PIANJ-supported legislation, A-389, which would create a safe harbor for insurance producers and carriers working with a cannabis-related business was reported out of the state Assembly Financial Institutions and Insurance Committee—a major step toward the bill eventually becoming law.
Last year, New Jersey joined the growing number of states that have legalized adult-use cannabis for recreational and/or medical use. In joining that group, New Jersey also created a conflict between federal and state law. While more than half of the states in America have legalized cannabis either for medical or recreational purposes, it remains illegal under the federal Controlled Substances Act. Under that law, Cannabis is a Schedule I drug, and it is stated to have no medical benefits. Since cannabis still is classified as an illegal drug, if a producer were to sell insurance to a cannabis-related business he or she may be in violation of several federal statutes, including the Racketeer Influenced and Corrupt Organizations Act, which is designed to combat organized crime.

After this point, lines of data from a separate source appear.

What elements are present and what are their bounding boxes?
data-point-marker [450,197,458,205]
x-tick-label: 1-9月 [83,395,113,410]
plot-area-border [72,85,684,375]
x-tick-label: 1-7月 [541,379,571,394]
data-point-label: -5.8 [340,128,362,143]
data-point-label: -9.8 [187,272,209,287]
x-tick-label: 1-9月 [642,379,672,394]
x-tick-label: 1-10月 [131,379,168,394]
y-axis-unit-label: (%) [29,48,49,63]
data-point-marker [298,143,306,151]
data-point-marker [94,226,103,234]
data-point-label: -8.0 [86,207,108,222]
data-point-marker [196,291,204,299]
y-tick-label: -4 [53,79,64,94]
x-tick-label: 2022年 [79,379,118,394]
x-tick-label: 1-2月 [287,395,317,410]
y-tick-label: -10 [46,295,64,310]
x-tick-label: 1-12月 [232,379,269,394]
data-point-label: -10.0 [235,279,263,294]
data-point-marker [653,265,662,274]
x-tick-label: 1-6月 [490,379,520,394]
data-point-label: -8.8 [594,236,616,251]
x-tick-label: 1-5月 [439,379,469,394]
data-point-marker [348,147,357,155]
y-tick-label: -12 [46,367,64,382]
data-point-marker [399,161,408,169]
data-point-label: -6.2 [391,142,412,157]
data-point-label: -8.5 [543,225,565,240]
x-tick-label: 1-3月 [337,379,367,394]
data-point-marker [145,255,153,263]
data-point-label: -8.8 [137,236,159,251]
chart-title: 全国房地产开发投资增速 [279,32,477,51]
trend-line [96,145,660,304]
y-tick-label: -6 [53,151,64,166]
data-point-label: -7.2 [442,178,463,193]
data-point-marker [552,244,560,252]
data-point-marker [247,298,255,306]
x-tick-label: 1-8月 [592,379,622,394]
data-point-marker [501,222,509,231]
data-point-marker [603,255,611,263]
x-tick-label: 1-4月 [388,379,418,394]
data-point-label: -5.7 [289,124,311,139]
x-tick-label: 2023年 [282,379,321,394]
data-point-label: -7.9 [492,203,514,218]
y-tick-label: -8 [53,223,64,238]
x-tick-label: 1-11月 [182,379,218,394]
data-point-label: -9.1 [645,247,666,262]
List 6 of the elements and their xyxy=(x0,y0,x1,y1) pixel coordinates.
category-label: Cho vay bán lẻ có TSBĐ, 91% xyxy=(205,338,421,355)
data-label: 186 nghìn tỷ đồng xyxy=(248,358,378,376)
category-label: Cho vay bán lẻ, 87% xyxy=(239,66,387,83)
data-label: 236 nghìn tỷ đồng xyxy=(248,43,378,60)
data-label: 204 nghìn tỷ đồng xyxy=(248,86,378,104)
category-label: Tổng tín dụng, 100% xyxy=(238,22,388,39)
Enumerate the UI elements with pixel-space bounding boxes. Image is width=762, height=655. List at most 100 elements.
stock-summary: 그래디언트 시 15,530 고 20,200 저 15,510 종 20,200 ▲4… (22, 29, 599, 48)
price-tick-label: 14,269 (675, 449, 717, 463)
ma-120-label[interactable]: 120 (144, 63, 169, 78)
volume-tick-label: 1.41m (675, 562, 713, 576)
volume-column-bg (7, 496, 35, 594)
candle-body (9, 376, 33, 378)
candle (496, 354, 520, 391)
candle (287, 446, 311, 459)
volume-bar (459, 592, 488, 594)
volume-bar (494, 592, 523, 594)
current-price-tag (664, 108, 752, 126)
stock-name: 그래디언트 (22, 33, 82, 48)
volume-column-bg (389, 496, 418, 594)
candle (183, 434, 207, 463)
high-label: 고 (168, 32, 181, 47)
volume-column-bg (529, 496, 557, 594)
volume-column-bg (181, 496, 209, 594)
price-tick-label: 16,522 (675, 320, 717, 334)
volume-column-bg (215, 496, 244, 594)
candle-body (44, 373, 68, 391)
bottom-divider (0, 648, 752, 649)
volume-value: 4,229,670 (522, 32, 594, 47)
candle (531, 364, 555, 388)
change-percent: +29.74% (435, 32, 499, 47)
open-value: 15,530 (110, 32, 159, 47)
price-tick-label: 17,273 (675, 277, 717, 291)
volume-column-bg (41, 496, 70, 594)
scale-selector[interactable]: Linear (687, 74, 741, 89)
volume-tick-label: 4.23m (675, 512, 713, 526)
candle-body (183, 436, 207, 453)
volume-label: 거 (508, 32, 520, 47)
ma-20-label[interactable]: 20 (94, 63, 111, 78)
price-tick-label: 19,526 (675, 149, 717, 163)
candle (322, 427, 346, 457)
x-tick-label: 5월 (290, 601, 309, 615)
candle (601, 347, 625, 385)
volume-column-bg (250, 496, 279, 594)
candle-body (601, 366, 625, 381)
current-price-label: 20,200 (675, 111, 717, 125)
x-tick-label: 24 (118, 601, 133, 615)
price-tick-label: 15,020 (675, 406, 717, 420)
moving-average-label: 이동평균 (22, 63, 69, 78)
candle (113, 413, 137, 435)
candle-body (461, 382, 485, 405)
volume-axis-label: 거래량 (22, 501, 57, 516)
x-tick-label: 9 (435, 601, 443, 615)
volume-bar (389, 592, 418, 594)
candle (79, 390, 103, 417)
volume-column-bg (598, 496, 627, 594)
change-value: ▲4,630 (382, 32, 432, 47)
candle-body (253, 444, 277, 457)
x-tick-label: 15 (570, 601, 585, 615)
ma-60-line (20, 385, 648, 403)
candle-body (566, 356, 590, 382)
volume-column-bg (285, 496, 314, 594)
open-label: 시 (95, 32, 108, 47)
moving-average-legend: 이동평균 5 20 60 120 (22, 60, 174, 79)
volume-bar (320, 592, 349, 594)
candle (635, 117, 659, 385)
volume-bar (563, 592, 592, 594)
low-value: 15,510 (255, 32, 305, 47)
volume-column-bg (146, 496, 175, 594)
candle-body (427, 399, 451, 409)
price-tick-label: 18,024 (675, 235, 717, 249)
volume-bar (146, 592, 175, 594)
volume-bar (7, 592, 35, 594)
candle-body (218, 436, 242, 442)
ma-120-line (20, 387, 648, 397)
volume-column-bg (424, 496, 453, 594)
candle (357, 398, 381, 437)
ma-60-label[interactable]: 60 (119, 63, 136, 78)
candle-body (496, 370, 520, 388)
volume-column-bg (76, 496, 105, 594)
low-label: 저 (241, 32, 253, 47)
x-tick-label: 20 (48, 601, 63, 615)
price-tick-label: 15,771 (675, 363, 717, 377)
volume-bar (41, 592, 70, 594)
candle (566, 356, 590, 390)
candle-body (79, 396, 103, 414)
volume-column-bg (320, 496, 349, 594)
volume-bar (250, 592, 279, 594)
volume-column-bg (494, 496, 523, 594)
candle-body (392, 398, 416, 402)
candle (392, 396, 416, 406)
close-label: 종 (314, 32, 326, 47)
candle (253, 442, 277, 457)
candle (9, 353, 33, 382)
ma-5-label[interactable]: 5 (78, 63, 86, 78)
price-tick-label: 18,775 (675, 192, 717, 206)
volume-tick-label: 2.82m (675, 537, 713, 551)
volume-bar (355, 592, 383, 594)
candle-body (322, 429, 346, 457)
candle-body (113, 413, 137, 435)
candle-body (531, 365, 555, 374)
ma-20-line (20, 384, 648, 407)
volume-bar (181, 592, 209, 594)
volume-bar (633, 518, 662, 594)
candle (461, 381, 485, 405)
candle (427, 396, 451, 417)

This legislation, sponsored by Assemblymen Joe Danielsen, D-17, John McKeon, D-27, and Roy Freiman, D-16, would not impact the federal government (more on that below). However, it does prevent the state government from taking certain adverse actions against insurance producers and carriers.
Under the bill, no state or local government agency may:
- prohibit, penalize, or otherwise discourage an insurer or insurance producer from engaging in the business of insurance in connection with a cannabis-related business;
- terminate, cancel, or otherwise limit the policies of an insurer solely because the insurer or insurance producer has engaged in the business of insurance in connection with a cannabis-related business;
- recommend, incentivize, or encourage an insurer or insurance producer not to engage in the business of insurance in connection with a policyholder, or downgrade or cancel the insurance and insurance services offered to a policyholder solely because the policyholder is or becomes the owner, operator, or employee of a cannabis-related business; or
- take any adverse or corrective supervisory action on an insurance policy against a cannabis-related business or a person that does business with or is employed by a cannabis-related business, solely because the business or person owns or operates or does business with or is employed by a cannabis-related business, as applicable.
In addition, the bill provides that insurers and insurance producers cannot be held liable under any state law or regulation for engaging in the business of insurance with cannabis-related businesses, or for further investing any income derived from that business of insurance.
Historically, PIANJ has supported cannabis safe-harbor measures and the association was integral in getting insurance producers included under the protections of an earlier version of this bill.
Federal action still needed
While this legislation addresses adverse actions by the state government, it does not apply to the federal government, which is where the conflict of law exists. The Supremacy Clause of the U.S. Constitution establishes that the Constitution and the federal laws made pursuant to it are the supreme law of the land.
If there is a conflict between federal and state law, the federal law would reign supreme. This means that while A-389 is well-meaning it would not protect insurance producers from federal prosecution. For that, federal legislation is needed.
PIANJ and PIA National have long advocated for a federal Cannabis Safe-Harbor bill and both associations will continue to do so.